Ya no podía más. Estaba hasta las pelotas de confesar. Le habría gustado ser Papa únicamente para erradicar el dichoso sacramento del rito católico.
Había pedido al obispo un cambio de parroquia más de quinientas veces. La razón: la obsesiva, patológica y fanática compulsión de las feligresas a repetir hasta la náusea el sacramento de la penitencia. Tras veinte años de paciente dedicación al ministerio sacerdotal, podía afirmar sin el menor género de duda que en aquel pueblo confesarse creaba adicción. Cada domingo, durante el sermón, importaba tres cojones el trozo de evangelio que tocara leer, el cura párroco Desiderio Núñez Domínguez siempre hablaba de lo mismo: que Dios no era tan estricto, ni tan susceptible, ni tan fácil de ofender, que se hacía perder tiempo al Padre Celestial pidiéndole perdón por todo, absolutamente por todo, y que, sintiéndolo mucho, en realidad a Dios le importábamos un carajo. Que Él tenía muchos planetas y en cada uno de ellos muchos pecadores, y, justo era reconocerlo, el Altísimo ya acumulaba sus añitos…

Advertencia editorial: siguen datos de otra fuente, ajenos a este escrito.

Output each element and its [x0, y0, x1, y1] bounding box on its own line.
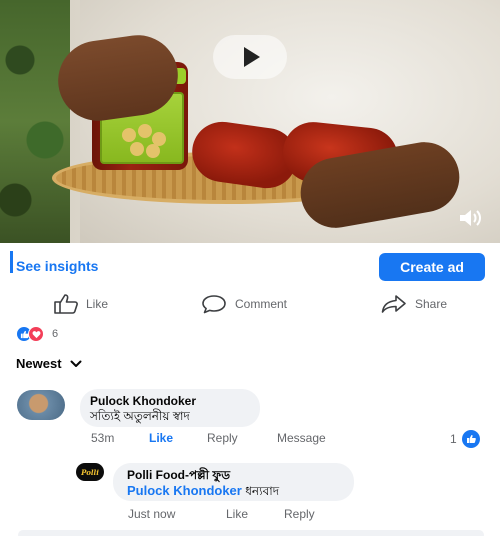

Pues ni por esas. Exageraba con toda la intención, vomitaba blasfemias a diestro y siniestro, inventaba herejías que hubieran hecho sonrojar al mismísimo Anticristo. Todo era inútil. Mientras los cuatro hombres que aún asistían a Misa se removían incómodos en sus asientos, la aplastante mayoría femenina permanecía impasible en los bancos de la iglesia con el propósito inquebrantable de esperar que se acabara la liturgia para hacer turno en el confesionario. Los aledaños de la celosía ante la que habrían de arrodillarse estaban atestados; en las zonas más alejadas únicamente se sentaban las dos sordas oficiales que había en el pueblo.
Mucho se había preguntado el párroco por el motivo de tan desmesurado éxito en una tarea que en la mayor parte de parroquias estaba seriamente en declive. Puesto que en otras comunidades que había pastoreado no se había producido el inquietante fenómeno, al principio pensó que eran aquellas mujeres, por alguna histórica y étnica razón, las locas de atar. Se convenció de que estaban atrapadas sin remisión en una espiral adictiva de la que no sabían escapar. Para ellas, contar intimidades a un desconocido vestido con una sotana era una droga, arrodillarse para descubrir secretos, un puto y exasperante vicio.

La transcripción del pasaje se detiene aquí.